There is a few ways to get a glimpse of this essence. You can observe them when they’re exposed to high levels of stress and challenge. You can see what they do during periods of complete and utter relaxation. You can watch how they deal with information that runs counter to their beliefs. You can witness how they respond to uncertainty and fear. You can check to see if their words align with their actions. You can monitor their relationships with and reactions to different types of people: watch them with family, with friends, with children, with strangers. You can see how they act around animals, and what they do when they’re given an abundance of time, money or power. Or what they do when they have none of those things.
But all of this takes time. There’s no way to truly know a person that doesn’t take a while.
I suppose, in the end, you come to know a person by the decisions they make and the actions they take, not one time, but repeatedly. Yet, not all decisions and actions are created equal.

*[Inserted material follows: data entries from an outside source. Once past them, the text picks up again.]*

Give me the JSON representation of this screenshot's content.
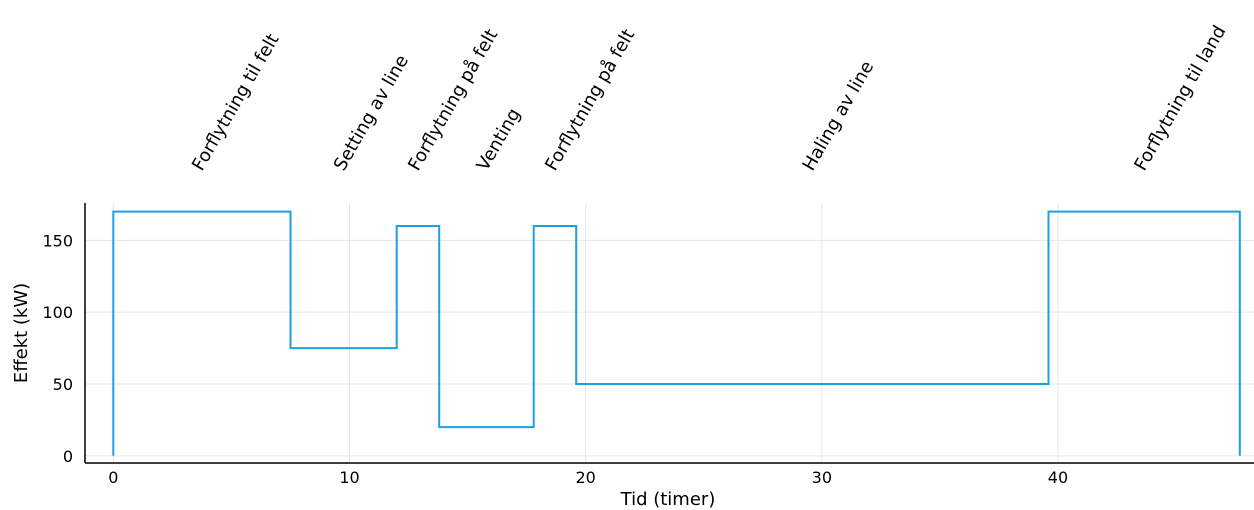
{
  "chart_data": {
    "type": "line",
    "step": true,
    "xlabel": "Tid (timer)",
    "ylabel": "Effekt (kW)",
    "xlim": [
      -1.2,
      48.3
    ],
    "ylim": [
      -5,
      176
    ],
    "xticks": [
      0,
      10,
      20,
      30,
      40
    ],
    "yticks": [
      0,
      50,
      100,
      150
    ],
    "grid": true,
    "legend": "none",
    "line_color": "#1ba1e2",
    "series": [
      {
        "x": [
          0,
          0,
          7.5,
          7.5,
          12.0,
          12.0,
          13.8,
          13.8,
          17.8,
          17.8,
          19.6,
          19.6,
          39.6,
          39.6,
          47.7,
          47.7
        ],
        "y": [
          0,
          170,
          170,
          75,
          75,
          160,
          160,
          20,
          20,
          160,
          160,
          50,
          50,
          170,
          170,
          0
        ]
      }
    ],
    "annotations": [
      {
        "text": "Forflytning til felt",
        "x": 3.75
      },
      {
        "text": "Setting av line",
        "x": 9.75
      },
      {
        "text": "Forflytning på felt",
        "x": 12.9
      },
      {
        "text": "Venting",
        "x": 15.8
      },
      {
        "text": "Forflytning på felt",
        "x": 18.7
      },
      {
        "text": "Haling av line",
        "x": 29.6
      },
      {
        "text": "Forflytning til land",
        "x": 43.65
      }
    ]
  }
}
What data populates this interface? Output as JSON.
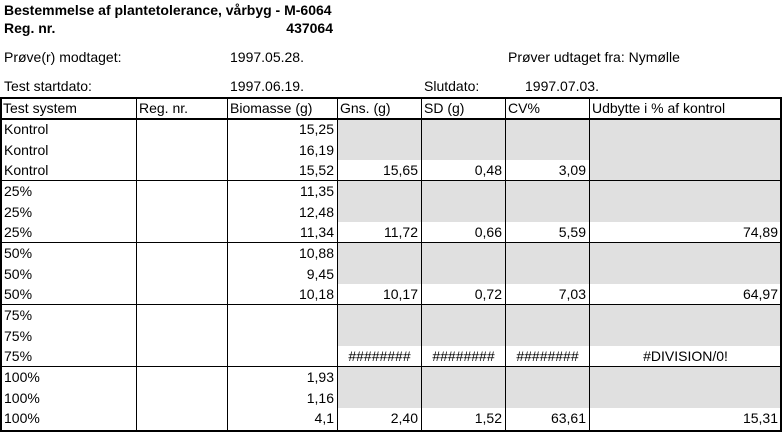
{
  "header": {
    "title": "Bestemmelse af plantetolerance, vårbyg - M-6064",
    "reg_label": "Reg. nr.",
    "reg_value": "437064",
    "received_label": "Prøve(r) modtaget:",
    "received_date": "1997.05.28.",
    "source": "Prøver udtaget fra: Nymølle",
    "start_label": "Test startdato:",
    "start_date": "1997.06.19.",
    "end_label": "Slutdato:",
    "end_date": "1997.07.03."
  },
  "table": {
    "columns": [
      "Test system",
      "Reg. nr.",
      "Biomasse (g)",
      "Gns. (g)",
      "SD (g)",
      "CV%",
      "Udbytte i % af kontrol"
    ],
    "rows": [
      [
        "Kontrol",
        null,
        "15,25",
        null,
        null,
        null,
        null
      ],
      [
        "Kontrol",
        null,
        "16,19",
        null,
        null,
        null,
        null
      ],
      [
        "Kontrol",
        null,
        "15,52",
        "15,65",
        "0,48",
        "3,09",
        null
      ],
      [
        "25%",
        null,
        "11,35",
        null,
        null,
        null,
        null
      ],
      [
        "25%",
        null,
        "12,48",
        null,
        null,
        null,
        null
      ],
      [
        "25%",
        null,
        "11,34",
        "11,72",
        "0,66",
        "5,59",
        "74,89"
      ],
      [
        "50%",
        null,
        "10,88",
        null,
        null,
        null,
        null
      ],
      [
        "50%",
        null,
        "9,45",
        null,
        null,
        null,
        null
      ],
      [
        "50%",
        null,
        "10,18",
        "10,17",
        "0,72",
        "7,03",
        "64,97"
      ],
      [
        "75%",
        null,
        null,
        null,
        null,
        null,
        null
      ],
      [
        "75%",
        null,
        null,
        null,
        null,
        null,
        null
      ],
      [
        "75%",
        null,
        null,
        "########",
        "########",
        "########",
        "#DIVISION/0!"
      ],
      [
        "100%",
        null,
        "1,93",
        null,
        null,
        null,
        null
      ],
      [
        "100%",
        null,
        "1,16",
        null,
        null,
        null,
        null
      ],
      [
        "100%",
        null,
        "4,1",
        "2,40",
        "1,52",
        "63,61",
        "15,31"
      ]
    ]
  }
}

See, the only decisions and actions that can properly be an indication of a person’s essence, their character, are the ones that are made without self-consciousness.
When an action or decision isn’t tainted by consideration for it’s effect on an audience, it can be considered pure. It can be viewed as a distillation, or an extension, of a person’s character.
And if you’re lucky enough to witness pure actions or decisions—they don’t come around very often—multiple times, from different people, you realise something:
Humans beings are most beautiful, and most ugly, when they escape self-consciousness.
When we act or decide without concern for how others perceive us, we exhibit the best and the worst of ourselves. It is these moments in which we show our courage and our cowardice, our love and our meanness, our selfishness and our selflessness, our smallness and our greatness of spirit.